Après avoir «travaillé» pendant vingt-quatre heures sur son bras comme il l’a pu, il réussit à l’entailler. A travers la plaie à vif, il voit ses os. Avec son petit canif, il n’a aucune chance de pouvoir les sectionner. Comment faire? Porté par l’état d’illumination dans lequel il s’est plongé, il essaie de briser ses os à la hauteur du poignet, là où ils sont les plus fragiles, en se contorsionnant entre la pierre et la paroi. Entre douleur et rage, bien aidé par le travail de la pierre du premier jour qui les a déjà en partie brisés, il parvient effectivement à broyer son radius et son cubitus. Reste maintenant à trancher les veines et les ligaments. Méthodiquement, il prépare sa «table de travail». D’abord, installer une corde pour pouvoir descendre en rappel lorsqu’il sera libéré. Ensuite, mettre son short de rechange à portée de main pour pouvoir arrêter le flot de sang qui va se déverser. Enfin, s’appliquer un garrot à la hauteur du biceps (toujours avec une seule main!) pour limiter l’hémorragie. Pendant près d’une heure, avec son coutelas de fortune, Aron s’attaque aux dernières attaches naturelles qui relient son bras à sa main. Passé un certain stade de douleur, affirment ceux qui ont subi des tortures, on entre dans une phase qui ressemble plus à ce qu’on appelle de la souffrance: on a mal, mais dans une sorte d’apaisement étrange. C’est sans doute ce qu’a éprouvé Aron dans ces derniers instants. Le dernier ligament cède et, après cinq jours, il peut enfin se libérer. Immédiatement, il descend en rappel. Il s’arrête un instant devant la mare d’eau douce qui le narguait lorsque, déshydraté, il était prisonnier de sa corniche, et se désaltère abondamment. Il pense même à remplir ses bouteilles vides. On ne sait jamais, il n’est peut-être pas complètement tiré d’affaire...

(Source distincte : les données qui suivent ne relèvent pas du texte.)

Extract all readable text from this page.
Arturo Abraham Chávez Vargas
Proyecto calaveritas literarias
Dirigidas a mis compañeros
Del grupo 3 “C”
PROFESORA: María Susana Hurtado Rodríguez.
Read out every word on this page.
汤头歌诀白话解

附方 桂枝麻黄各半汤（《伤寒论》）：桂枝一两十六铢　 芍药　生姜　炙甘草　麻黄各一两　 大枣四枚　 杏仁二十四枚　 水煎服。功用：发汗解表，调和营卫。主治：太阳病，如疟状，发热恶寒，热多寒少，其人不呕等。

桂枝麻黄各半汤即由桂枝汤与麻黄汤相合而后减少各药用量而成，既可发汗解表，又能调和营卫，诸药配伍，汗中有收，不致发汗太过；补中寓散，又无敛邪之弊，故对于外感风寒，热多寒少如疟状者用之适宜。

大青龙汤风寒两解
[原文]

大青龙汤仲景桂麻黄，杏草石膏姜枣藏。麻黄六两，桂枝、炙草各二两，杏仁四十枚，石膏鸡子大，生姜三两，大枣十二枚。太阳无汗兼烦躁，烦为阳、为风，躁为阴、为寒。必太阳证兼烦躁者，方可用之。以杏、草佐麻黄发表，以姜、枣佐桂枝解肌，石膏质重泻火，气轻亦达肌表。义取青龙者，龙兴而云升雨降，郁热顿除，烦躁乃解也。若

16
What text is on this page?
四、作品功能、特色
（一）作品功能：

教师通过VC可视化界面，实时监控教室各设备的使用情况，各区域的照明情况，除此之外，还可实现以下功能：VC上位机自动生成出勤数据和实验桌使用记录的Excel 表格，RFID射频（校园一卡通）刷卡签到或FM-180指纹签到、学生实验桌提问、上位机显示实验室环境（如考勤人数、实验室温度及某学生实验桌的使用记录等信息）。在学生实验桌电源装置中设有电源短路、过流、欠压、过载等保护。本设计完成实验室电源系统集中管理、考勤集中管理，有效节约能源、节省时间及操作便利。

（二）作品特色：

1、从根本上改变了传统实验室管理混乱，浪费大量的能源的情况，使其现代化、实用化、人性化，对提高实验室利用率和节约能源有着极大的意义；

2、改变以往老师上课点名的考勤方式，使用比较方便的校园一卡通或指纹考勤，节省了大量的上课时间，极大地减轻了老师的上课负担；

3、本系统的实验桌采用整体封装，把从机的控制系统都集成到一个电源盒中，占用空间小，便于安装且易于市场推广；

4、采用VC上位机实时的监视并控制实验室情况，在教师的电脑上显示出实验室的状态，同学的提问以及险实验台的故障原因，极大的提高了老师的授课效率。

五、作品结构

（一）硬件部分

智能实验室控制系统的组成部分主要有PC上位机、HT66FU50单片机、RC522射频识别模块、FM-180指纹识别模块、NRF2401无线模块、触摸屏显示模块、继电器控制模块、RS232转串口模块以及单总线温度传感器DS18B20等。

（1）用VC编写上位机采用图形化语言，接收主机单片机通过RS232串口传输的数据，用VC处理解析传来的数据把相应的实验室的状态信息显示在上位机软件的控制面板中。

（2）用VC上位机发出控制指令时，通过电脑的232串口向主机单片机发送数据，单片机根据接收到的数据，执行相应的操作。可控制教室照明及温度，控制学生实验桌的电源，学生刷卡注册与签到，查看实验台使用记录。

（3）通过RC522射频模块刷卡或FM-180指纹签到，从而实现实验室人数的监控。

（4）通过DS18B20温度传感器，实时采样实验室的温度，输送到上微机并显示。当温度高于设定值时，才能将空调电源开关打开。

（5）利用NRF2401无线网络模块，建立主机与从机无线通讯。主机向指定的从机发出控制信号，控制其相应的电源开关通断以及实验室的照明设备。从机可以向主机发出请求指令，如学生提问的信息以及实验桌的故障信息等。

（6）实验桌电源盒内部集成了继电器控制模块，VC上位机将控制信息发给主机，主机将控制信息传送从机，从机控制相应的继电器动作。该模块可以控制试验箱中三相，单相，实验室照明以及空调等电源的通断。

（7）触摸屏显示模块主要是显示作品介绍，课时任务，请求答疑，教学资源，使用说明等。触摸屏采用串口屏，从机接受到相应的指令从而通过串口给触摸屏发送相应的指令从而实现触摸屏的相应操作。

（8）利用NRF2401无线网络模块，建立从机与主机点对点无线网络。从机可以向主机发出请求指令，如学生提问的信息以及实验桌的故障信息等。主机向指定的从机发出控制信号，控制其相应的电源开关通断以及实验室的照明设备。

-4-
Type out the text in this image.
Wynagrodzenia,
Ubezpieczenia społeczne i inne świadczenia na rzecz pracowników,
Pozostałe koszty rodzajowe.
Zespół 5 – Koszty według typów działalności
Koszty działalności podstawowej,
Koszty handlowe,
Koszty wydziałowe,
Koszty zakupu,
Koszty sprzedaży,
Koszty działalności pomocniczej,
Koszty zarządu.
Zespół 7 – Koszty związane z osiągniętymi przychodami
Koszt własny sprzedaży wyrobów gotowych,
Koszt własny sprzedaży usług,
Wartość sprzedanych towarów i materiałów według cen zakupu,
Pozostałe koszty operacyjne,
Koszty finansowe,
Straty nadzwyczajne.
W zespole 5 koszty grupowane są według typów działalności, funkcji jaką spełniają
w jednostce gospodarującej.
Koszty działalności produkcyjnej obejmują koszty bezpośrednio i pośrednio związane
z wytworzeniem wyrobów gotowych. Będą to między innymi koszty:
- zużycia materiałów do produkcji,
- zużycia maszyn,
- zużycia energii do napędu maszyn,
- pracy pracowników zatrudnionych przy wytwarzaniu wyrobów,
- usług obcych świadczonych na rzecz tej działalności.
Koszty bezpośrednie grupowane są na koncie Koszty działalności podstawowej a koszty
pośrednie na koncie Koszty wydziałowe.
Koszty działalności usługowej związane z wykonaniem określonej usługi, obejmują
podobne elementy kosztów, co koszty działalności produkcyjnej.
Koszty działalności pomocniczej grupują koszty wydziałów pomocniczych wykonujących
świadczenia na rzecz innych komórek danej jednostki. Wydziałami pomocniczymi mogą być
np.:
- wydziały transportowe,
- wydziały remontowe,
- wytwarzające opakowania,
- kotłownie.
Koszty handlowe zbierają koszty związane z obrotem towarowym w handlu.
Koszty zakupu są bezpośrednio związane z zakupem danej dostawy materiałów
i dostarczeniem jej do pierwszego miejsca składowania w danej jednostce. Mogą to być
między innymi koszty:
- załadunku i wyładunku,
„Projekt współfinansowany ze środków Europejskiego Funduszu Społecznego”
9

Durant 10 kilomètres de marche, il conserve la force et la lucidité de s’orienter dans le canyon en direction de sa voiture. Il croit être sauvé lorsqu’il tombe sur deux touristes hollandais, qui n’ont malheureusement à lui offrir que les deux biscuits qui leur restent. Il n’est plus qu’à un kilomètre de sa voiture lorsque l’hélicoptère de Mitch Vetere aperçoit le petit groupe et se pose près de lui. Douze minutes plus tard, refusant brancard et chaise roulante, Ralston pénètre dans l’hôpital de Moab.
Après un premier examen de son bras et devant la force morale d’Aron, un médecin se permet de plaisanter: «Comme grimpeur, vous êtes à l’évidence fortiche, mais comme chirurgien, ce n’est pas ça...» Mitch Vetere est aussitôt reparti avec deux de ses hommes pour tenter de récupérer le bras d’Aron pour une éventuelle greffe. Grâce aux indications précises de Ralston, toujours lucide, il parvient à l’endroit, mais impossible de bouger la pierre. Ce ne sera que le lendemain, avec treize hommes et des systèmes hydrauliques, qu’ils parviendront à récupérer le bras d’Aron. Mais il est trop tard. Il ne peut pas être greffé. L’année dernière, interrogé après un accident d’avalanche, Ralston déclarait: «Je sais que tout ce que j’ai fait n’est pas nécessaire, mais en même temps c’est nécessaire pour moi. Je ne mènerai pas une vie heureuse si je ne faisais pas ça. C’est mon ultime contribution, que cela plaise ou non. C’est mon art.» Comme l’a expliqué sa mère, il est d’ores et déjà certain qu’Aron, avec sa prothèse, repartira «là-bas, là-haut». Et à genoux s’il le faut.